P1070263__Medium_.JPG

    "Architektura jest obszarem silnej presji politycznej i ekonomicznej. I w zasadzie nie ma w tym nic dziwnego. Za fasadą architektury zawsze kryła się pewna idea, pewne wartości czy zamierzenia. Architekci mają bowiem nieokiełznaną skłonność do silnych ideologii, dużych pieniędzy i władzy. I nie może być inaczej – silne ideologie usprawiedliwiają formalne eksperymenty które architekci tak uwielbiają. Duże pieniądze pozwalają je przeprowadzać i w ogóle pozwalają budować cokolwiek. Władza natomiast dowartościowuje i pomaga niwelować biurokratyczne, finansowe i techniczne problemy" (Nawratek 2005)

 

    Z obiektami o statusie zabytkowym sytuacja ta ogromnie się komplikuje, polityka zarządzania takimi obiektami wiąże się bowiem z roszczeniami względem realności.
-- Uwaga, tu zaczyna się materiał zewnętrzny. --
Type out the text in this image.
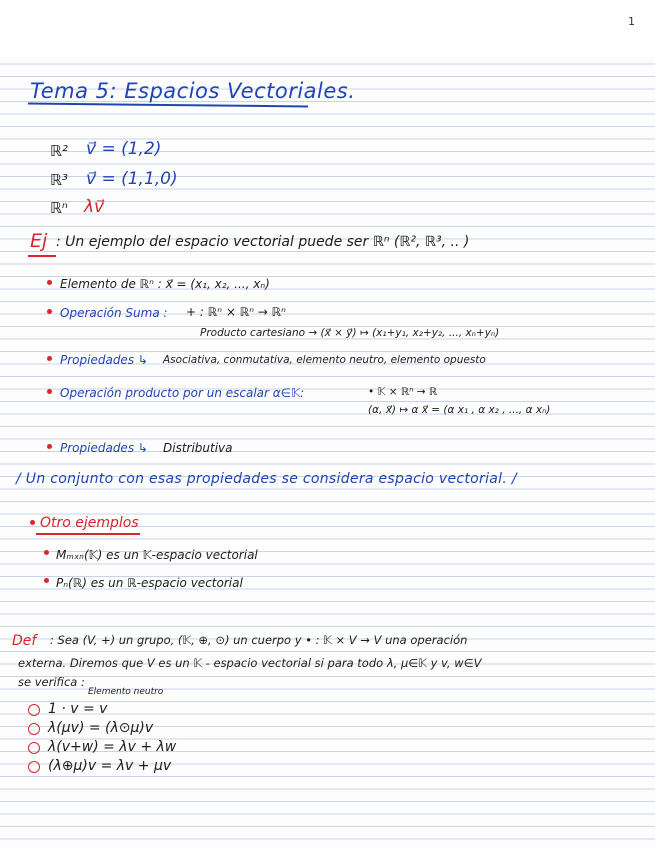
1
Tema 5: Espacios Vectoriales.
ℝ² v⃗ = (1,2)
ℝ³ v⃗ = (1,1,0)
ℝⁿ λv⃗
Ej : Un ejemplo del espacio vectorial puede ser ℝⁿ (ℝ², ℝ³, .. )
Elemento de ℝⁿ : x⃗ = (x₁, x₂, ..., xₙ)
Operación Suma : + : ℝⁿ × ℝⁿ → ℝⁿ
Producto cartesiano → (x⃗ × y⃗) ↦ (x₁+y₁, x₂+y₂, ..., xₙ+yₙ)
Propiedades ↳ Asociativa, conmutativa, elemento neutro, elemento opuesto
Operación producto por un escalar α∈𝕂:	• 𝕂 × ℝⁿ → ℝ
(α, x⃗) ↦ α x⃗ = (α x₁ , α x₂ , ..., α xₙ)
Propiedades ↳ Distributiva
/ Un conjunto con esas propiedades se considera espacio vectorial. /
Otro ejemplos
Mₘₓₙ(𝕂) es un 𝕂-espacio vectorial
Pₙ(ℝ) es un ℝ-espacio vectorial
Def : Sea (V, +) un grupo, (𝕂, ⊕, ⊙) un cuerpo y • : 𝕂 × V → V una operación
externa. Diremos que V es un 𝕂 - espacio vectorial si para todo λ, μ∈𝕂 y v, w∈V
se verifica :
Elemento neutro
1 · v = v
λ(μv) = (λ⊙μ)v
λ(v+w) = λv + λw
(λ⊕μ)v = λv + μv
Architektura staje się narzędziem kształtowania prawdy o teraźniejszości i przeszłości. Nie przypadkiem mówi się o „polityce historycznej” realizowanej przez państwo co jednoznacznie wskazuje na jej intencjonalny charakter. W tym sensie taki instytucje jak Konserwator Zabytków, Konserwator Przyrody czy grono ekspertów, które poprzez wiedzę legitymizuje działania władz, są upolitycznione wkraczając w sferę etyki, odgórnie określając co posiada wartość a co nie. Wszystko to sprzyja określonemu typowi relacji władzy i dominacji.

     Ichyba nam mieszkańcom Europy Środkowej nie trzeba tego specjalnie uzasadniać, wystarczy przypomnieć sowieckie praktyki zamieniania świątyń w muzea ateizmu, magazyny, fabryki i więzienia co miało jednoznacznie świadczyć o nastaniu nowej ery wolnej od przesądów i opartej na bazie „ludu pracującego”. Tak samo wtedy jak i dzisiaj architektura jest jednym ze środków inżynierii społecznej. Mimo, że mówi się więc o „wspólnym dziedzictwie kulturowym” epatując ideą solidarności społecznej i zrozumienia, mimo teoretycznego wpływu społecznego na decyzje prominentów, faktyczne decyzje w sprawie obiektów o statusie zabytków nie zapadają na linii obywatele-władze. W ten sposób ci, których te decyzje dotyczą bezpośrednio zostają wykluczeni.

    Sytuacja ta staje się szczególnie dramatyczna gdy dotyczy zabytkowej świątyni, która pełni funkcje kultowe, jest więc „wrośnięta” w krajobraz społeczny stając się dla wiernych ważnym nośnikiem znaczeń, tożsamości i transcendencji. Przedmioty są naczyniami, z których czerpiemy człowieczeństwo i w których składamy je na zapas – pisał metaforycznie Rainer Maria Rilke. Wspomnienia zakodowane w architekturze są dla nas konkretne, bo wynikają z naszego doświadczenia, z naszej pamięci.